So I believe this week’s video is about “Making Time for Love,” and it should be coming up soon. Having not seen it yet, I don’t know which sort of “love” we’re trying to fit more of in our lives. Do we mean dating, if you're single? Or, if coupled, do we mean increasing the emotional closeness and affection in our relationship? Or are we just using “love” as a polite euphemism for “Doing It?” Maximizing these three kinds of "love" involves totally different strategies!
As a long-married, middle-aged person, I think I'll tackle the emotional bonding stuff. Because I have to confess, it's been a couple decades since I've dated, and finding more time to get horizontal for the physical act is frankly not all that compelling a subject anymore. (I know, what a party pooper.) But creating more opportunities for “love” in the more general sense—that is, affection, support, appreciation, hugs, giggles, and just plain having a blast with each other—I find that much more fun to talk about! And the cool thing is, these kinds of activities don’t necessarily take more time, just more conscious attention.
For example, “making love in the home depot parking lot” can be as simple as a moment of hand-holding on the way to pick out paint colors, or a “hey, did I ever tell you you look great in those shorts?” Whereas the other kind of “making love in the home depot parking lot” can get you road rash, not to mention a ride downtown in the back of a police car.
I know in my relationship these 3 things make me feel very loved, and so I always try to keep them in mind myself:
1. Being appreciated. I get sincere thanks for everything I do, from “being me” to remembering to bring up extra toilet paper rolls from the basement. Because we both do this for each other, we are almost neurotically viligant at noticing what the other person is contributing, both logistically and emotionally, to our relationship. (“Thanks for being so patient with me when I was being such a butt-head at breakfast”).
2. Feeling heard. I know how boring it must be when I talk how many minutes I spent on the elliptical in the gym, or what happened last night in my dream after I found myself on stage with Lady GaGa and Groucho Marx at Carnegie Hall, only it was also a cruise ship that was sinking like in the Poseidon adventure… Well, I never FEEL as boring as I am, because my spouse is wonderful at listening to me and responding with appropriate comments, or at least faking it really, really well.
3. Hugs, kisses, and “I love you’s.” Not everyone wants frequent verbal and physical reminders that they are loved. But a lot of folks do (even if they’re guys and are reluctant to admit it). And if you’re on a budget: good news, they’re all free!
As it happens, there are some Blogher bloggers out there who have some great insights and anecdotes about ways of bringing more love and appreciation in to their relationships.
For instance, “An American Girl in the UK” has a lovely post over at I Say Tomato about the special way she and her husband celebrated their one month anniversary. As she says, “the occasion had to be marked with some romance and just a wee bit of fanfare.” And the tale is charmingly British, as it involves a Vicar, a cheeky rose bush, some fish and chips, and Dawn French.
And Dating Trooper has a great story of another special occasion over at Dating Is Warfare in which a saucepan, a can of tomatoes, and a resourceful and diplomatic boyfriend salvaged a milestone occasion in their relationship.

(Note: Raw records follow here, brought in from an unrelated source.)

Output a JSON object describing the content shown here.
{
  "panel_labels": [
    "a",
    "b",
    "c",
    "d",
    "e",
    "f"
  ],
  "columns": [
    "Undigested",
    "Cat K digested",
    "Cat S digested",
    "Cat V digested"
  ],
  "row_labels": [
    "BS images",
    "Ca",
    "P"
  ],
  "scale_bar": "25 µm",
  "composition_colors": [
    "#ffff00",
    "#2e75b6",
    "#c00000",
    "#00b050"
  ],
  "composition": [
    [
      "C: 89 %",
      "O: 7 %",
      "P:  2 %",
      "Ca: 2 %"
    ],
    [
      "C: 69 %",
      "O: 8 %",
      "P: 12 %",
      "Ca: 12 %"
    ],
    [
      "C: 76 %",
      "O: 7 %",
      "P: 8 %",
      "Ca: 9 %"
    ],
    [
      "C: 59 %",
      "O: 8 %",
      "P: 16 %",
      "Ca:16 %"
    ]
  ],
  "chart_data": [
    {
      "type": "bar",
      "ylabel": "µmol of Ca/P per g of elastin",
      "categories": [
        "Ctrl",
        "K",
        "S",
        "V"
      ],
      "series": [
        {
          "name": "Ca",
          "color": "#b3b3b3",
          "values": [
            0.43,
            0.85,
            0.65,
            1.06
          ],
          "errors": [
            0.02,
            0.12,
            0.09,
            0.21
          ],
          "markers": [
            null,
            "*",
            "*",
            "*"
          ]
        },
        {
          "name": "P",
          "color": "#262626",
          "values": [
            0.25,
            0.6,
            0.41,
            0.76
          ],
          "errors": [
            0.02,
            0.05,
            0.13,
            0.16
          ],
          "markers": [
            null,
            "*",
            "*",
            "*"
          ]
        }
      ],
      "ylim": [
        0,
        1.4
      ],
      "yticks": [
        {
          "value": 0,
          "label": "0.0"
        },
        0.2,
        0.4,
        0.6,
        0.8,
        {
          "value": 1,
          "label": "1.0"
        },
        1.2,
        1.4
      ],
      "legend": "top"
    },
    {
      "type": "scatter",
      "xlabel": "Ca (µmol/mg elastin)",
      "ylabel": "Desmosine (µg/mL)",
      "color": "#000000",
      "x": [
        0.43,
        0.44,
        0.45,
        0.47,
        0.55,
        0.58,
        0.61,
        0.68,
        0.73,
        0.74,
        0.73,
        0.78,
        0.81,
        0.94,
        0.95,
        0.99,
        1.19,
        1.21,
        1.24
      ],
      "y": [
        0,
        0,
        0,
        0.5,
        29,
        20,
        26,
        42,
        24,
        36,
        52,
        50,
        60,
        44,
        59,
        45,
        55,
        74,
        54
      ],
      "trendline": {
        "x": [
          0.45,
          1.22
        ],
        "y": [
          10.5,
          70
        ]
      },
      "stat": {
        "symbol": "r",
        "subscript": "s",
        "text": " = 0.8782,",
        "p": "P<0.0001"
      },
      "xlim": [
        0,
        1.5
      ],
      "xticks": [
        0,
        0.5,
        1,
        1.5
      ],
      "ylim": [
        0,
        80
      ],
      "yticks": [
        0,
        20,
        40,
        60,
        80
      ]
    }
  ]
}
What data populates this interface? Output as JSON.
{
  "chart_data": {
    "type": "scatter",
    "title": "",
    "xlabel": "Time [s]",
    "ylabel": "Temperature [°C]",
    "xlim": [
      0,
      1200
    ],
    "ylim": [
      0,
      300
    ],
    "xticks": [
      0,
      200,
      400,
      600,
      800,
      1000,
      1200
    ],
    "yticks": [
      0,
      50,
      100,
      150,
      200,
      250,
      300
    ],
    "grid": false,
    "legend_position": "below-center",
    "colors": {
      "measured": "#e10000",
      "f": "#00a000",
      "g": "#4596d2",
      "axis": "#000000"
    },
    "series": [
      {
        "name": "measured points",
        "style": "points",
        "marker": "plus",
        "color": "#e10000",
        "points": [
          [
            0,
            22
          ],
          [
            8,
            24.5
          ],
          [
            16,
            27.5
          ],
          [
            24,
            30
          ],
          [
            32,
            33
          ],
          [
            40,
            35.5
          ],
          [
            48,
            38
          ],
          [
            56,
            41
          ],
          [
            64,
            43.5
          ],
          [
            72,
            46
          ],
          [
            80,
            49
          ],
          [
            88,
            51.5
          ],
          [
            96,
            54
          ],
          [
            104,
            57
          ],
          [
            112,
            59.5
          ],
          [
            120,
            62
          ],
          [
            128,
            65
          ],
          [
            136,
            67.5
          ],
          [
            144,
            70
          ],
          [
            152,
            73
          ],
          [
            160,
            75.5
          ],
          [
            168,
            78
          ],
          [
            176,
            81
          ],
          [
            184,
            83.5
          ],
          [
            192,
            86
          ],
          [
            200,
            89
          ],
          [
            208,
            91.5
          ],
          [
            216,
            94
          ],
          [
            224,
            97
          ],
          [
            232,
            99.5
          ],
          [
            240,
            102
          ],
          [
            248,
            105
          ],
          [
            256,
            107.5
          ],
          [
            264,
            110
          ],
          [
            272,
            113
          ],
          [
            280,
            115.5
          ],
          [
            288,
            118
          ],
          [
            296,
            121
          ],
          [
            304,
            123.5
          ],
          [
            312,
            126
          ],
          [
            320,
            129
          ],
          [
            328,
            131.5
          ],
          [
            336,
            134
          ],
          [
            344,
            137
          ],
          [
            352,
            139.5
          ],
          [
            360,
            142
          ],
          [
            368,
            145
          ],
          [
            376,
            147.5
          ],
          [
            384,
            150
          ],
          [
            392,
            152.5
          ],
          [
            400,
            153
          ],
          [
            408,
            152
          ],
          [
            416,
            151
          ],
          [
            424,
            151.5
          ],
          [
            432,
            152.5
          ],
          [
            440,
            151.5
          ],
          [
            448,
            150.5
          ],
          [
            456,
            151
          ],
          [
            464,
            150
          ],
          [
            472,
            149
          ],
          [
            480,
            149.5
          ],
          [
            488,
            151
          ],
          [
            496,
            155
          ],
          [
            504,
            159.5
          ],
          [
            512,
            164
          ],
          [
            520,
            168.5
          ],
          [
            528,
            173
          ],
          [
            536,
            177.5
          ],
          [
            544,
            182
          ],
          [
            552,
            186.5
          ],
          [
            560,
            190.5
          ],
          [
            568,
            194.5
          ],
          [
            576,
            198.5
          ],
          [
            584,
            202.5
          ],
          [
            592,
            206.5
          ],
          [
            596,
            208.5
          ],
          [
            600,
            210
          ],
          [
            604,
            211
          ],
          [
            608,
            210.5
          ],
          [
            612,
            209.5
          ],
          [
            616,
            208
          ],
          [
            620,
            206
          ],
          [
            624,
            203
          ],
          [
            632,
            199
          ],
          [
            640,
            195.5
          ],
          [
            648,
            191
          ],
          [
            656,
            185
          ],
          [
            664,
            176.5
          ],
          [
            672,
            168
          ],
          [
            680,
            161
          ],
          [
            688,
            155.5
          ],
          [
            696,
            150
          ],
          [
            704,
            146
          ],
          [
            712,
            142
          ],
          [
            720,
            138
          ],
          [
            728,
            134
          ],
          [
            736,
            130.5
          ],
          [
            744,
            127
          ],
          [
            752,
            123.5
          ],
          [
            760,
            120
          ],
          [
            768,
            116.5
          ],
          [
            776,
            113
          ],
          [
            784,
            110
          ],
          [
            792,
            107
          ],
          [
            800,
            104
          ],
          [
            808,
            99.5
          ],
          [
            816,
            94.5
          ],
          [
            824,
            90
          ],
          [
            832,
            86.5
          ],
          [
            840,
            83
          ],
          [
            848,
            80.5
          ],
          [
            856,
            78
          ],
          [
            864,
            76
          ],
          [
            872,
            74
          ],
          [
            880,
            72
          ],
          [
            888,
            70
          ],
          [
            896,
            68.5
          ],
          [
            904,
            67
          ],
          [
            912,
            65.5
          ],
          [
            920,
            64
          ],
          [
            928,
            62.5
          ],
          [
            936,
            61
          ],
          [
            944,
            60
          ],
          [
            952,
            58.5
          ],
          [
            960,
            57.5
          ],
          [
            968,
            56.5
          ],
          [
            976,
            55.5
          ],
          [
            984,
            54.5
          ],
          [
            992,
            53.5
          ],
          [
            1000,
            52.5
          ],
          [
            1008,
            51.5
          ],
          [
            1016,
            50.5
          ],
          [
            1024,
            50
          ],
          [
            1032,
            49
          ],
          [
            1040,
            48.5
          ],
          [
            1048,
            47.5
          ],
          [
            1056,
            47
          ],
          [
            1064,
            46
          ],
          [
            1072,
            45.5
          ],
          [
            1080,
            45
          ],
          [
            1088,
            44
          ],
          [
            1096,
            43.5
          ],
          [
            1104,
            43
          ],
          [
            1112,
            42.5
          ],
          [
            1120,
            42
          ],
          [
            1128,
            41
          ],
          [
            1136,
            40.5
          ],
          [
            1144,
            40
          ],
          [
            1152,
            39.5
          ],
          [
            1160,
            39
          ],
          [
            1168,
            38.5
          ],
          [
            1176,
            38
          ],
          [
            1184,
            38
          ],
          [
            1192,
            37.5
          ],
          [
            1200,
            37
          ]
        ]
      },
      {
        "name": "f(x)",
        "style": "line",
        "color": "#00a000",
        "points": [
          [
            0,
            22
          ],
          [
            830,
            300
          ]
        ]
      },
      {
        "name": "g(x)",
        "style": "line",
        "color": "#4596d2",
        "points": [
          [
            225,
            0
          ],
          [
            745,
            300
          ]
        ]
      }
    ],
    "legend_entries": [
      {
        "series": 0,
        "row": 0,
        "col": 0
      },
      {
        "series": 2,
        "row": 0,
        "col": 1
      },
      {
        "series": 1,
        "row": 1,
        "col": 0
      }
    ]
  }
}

Also, would you like to find new appreciation for your partner or spouse? Head over to True Wife Confessions, where anonymous readers send in their (mostly wrenching) accounts of how they really feel about their husbands and marriages. And wow-- there are a surprising number of no-account, philandering, lying, bullying, lazy, insensitive louts out there! However, some of the women’s confessions are not complaints at all, but are quite uplifting. Here is an excerpt from Confession #2920:
“I want to thank you for being the person that makes me laugh my ass off daily.
I want to thank you for the endless cups of tea.
I want to thank you for knowing it's your hair that clogs the drain and being embarrassed about it.
I want to thank you for loving my daughter.
I want to thank you for wanting to hold my hand.
I want to thank you for your patience with my ex…”
And there is more there too!
So if this video turns out to be about how to get rugrats out of your hair long enough to lock the bedroom door and attend to “business time”, then sorry for the lack of tips! But I’m also curious about how people manage to work more “love” in the broadest sense into their lives.